Investigation of the dinuclear effect of aluminum complexes in the ring-opening polymerization of ε-caprolactone

A series of aluminum (Al) complexes bearing hydrazine-bridging Schiff base and salen ligands were synthesized and investigated as catalysts for the ring-opening polymerization of e-caprolactone (CL). The introduction of steric bulky groups increases the catalytic activity of the corresponding mononuclear aluminum complex. However, the opposite phenomenon was observed in dinuclear Al complexes bearing salen ligands because the steric repulsion reduced the cooperative activation mechanism in the dinuclear Al system. Among these Al complexes, LN2Bu-Al2Me4 bearing a hydrazine-bridging Schiff base ligand had the highest catalytic activity, approximately 3- to 11-fold higher than that of dinuclear Al complexes bearing salen ligands and mononuclear Al complexes bearing Schiff base ligands. Density functional theory calculations revealed that the mechanism of the coordination of CL to one Al center was initiated by the benzyl alkoxide of another Al center.

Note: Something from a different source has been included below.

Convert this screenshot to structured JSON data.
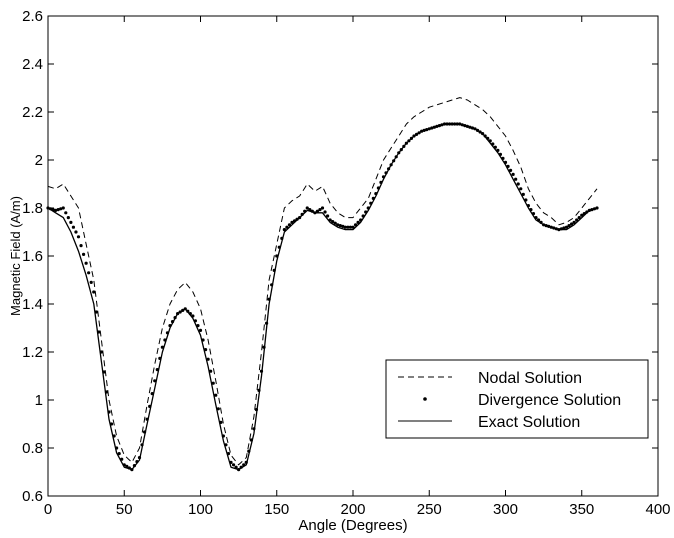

Coordinating effect in ring-opening polymerization of ε-caprolactone using aluminum complexes bearing bisphenolate as catalysts

A series of Al complexes bearing diphenolate ligands was synthesized and their application for the ring-opening polymerization of e-caprolactone was studied. Positional variation of the substituent on the aryl ring of the RC*H(4,6-di-t-butylphenol)2 ligand was shown to have a considerable influence on the catalysis result. Complexes with a ortho-substituent showed greater catalytic activity than those with a para-substituent. Substitutions of an aryl moiety by H or methyl groups resulted in the catalytic activity falling between that of the ortho-substitution Al complexes and that of the para ones. Our results demonstrate that the coordinated functional group in the ortho-position of the phenyl ring could increase the catalytic activity. Moreover, X-rays of the structure and DFT analysis revealed that the coordinated functional group in the ortho-position could bridge two Al centers resulting in the transformation of a dinuclear Al complex with bridging benzyl alkoxide into a complex with terminal benzyl alkoxide, further promoting the efficacy of the initiator.